Il y a quelques mois j’ai pensé écrire un article sur une question Internet n’oublie rien ou Internet oublie tout ?

Je ne l’ai finalement pas fait par manque de temps. Je pense que c’est une bonne chose avec le recul car désormais je n’ai plus besoin de me poser la question ou de raisonner car je connais la réponse, Internet oublie tout.

Il y a plusieurs raisons à cela. On se rend compte d’un rapprochement des individus grâce à Internet et aux moyens de communication modernes. Une personne lors d’un événement, vivant sur place, connaissant le contexte, parlant la langue peut prendre une photo avec son smartphone d’un événement important et la publier ensuite sur Twitter alors qu’un journaliste aguerri ne pourra ni être aussi près ni être à un meilleur endroit pour faire cette photo. On a un rapprochement de l’information et une instantanéité de celle-ci, à tout moment et partout un événement peut se produire et on peut être averti ou notifié de cela.
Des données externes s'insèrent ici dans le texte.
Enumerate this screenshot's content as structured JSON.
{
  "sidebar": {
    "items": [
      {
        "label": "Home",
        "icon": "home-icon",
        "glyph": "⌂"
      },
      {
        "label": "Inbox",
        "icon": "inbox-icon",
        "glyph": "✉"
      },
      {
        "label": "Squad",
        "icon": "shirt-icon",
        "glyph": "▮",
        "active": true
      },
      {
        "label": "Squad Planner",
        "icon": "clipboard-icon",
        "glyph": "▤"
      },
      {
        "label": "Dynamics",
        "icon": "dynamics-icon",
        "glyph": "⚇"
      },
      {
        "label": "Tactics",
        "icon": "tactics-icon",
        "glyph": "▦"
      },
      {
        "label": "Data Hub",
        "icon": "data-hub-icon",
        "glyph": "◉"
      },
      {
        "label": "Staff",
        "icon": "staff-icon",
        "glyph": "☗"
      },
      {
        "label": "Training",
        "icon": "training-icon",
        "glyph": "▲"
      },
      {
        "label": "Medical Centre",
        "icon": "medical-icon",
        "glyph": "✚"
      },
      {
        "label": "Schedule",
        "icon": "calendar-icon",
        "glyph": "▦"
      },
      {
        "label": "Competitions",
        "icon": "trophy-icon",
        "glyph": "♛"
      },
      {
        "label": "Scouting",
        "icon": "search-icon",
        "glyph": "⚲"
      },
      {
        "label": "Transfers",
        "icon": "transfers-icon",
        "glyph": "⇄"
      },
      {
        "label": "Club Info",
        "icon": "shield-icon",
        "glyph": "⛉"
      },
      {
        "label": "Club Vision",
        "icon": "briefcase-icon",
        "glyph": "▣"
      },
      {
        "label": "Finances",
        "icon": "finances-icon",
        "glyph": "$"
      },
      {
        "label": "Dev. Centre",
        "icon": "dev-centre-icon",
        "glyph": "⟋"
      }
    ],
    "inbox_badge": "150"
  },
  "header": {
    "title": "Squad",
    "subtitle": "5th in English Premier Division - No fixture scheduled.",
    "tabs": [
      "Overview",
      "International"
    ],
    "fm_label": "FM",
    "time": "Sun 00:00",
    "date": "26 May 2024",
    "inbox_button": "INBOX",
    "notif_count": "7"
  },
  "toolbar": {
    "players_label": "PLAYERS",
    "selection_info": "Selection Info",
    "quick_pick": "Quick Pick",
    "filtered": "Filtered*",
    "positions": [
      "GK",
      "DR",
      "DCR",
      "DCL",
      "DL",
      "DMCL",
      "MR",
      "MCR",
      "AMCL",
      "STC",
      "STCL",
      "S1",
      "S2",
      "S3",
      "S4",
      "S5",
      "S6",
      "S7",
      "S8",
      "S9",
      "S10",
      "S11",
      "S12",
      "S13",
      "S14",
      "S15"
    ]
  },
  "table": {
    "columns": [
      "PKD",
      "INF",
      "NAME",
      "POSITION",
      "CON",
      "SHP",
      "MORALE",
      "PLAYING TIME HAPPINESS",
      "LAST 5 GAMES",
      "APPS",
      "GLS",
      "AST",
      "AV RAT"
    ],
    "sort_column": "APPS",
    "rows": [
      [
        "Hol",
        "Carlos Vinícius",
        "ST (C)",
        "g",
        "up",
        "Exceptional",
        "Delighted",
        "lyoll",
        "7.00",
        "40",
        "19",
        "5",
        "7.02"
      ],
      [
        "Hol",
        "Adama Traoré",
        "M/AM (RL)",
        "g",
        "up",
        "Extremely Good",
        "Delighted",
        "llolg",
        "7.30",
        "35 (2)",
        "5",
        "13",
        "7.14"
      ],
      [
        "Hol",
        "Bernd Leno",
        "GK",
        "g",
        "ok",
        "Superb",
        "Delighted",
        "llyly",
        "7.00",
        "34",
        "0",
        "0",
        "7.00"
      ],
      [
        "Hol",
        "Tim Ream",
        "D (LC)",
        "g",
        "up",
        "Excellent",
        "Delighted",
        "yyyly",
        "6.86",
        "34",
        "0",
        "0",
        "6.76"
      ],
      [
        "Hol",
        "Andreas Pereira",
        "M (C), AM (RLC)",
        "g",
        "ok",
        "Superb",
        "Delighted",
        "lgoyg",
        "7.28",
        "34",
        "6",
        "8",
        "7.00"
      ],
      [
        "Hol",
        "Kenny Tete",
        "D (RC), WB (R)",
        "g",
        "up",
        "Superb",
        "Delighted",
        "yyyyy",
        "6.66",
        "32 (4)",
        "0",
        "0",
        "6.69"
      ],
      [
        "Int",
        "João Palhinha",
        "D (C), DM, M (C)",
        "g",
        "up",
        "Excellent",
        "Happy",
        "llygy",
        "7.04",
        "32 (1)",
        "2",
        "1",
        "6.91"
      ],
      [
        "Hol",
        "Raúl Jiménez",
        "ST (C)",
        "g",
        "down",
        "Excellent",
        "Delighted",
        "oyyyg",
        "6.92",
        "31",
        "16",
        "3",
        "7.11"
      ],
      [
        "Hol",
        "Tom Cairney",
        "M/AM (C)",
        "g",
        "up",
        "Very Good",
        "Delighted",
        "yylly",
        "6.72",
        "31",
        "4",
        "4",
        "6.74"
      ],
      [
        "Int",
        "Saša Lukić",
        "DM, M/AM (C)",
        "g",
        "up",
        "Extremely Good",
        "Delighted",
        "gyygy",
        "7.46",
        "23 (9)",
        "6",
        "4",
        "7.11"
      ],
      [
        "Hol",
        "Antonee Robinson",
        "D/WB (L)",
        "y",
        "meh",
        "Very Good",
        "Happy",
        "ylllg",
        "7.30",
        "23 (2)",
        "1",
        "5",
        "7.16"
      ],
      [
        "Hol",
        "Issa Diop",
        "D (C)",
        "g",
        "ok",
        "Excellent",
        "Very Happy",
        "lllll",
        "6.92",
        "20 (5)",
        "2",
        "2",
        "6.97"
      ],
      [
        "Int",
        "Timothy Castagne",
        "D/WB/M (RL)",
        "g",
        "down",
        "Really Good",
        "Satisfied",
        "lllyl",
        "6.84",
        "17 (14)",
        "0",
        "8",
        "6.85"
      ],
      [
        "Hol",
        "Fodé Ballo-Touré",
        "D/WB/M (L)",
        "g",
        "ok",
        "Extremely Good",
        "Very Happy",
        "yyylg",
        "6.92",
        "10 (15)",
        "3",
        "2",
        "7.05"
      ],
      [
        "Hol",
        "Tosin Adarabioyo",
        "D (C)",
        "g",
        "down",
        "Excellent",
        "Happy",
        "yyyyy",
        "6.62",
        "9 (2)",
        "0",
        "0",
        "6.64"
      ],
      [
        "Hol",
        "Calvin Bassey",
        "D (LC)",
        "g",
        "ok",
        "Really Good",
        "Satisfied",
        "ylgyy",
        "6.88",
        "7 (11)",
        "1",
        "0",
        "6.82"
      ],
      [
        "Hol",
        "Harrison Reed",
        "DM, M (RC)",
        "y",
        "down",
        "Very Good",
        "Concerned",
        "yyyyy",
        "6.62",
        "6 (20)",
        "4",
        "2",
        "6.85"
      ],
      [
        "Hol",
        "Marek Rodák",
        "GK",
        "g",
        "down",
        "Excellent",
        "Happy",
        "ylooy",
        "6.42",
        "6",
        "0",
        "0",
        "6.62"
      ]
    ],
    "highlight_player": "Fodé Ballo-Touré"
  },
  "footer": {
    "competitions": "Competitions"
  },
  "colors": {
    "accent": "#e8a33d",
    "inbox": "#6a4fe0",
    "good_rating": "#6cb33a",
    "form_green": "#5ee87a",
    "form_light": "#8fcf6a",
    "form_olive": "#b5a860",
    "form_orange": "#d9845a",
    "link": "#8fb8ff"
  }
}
Mais du coup on a une explosion de la masse d’information qu’on résume en général par cette phrase qui veut tout dire : Trop d’information tue l’information. L’infobésité, l’information perd de sa valeur, perd de sa visibilité lorsqu’elle est entourée de 10, 100, 1000 autres informations. C’est simple l’information importante à retenir n’est plus visible, n’est plus facile à retrouver, s’oublie plus facilement remplacée par de nouvelles informations.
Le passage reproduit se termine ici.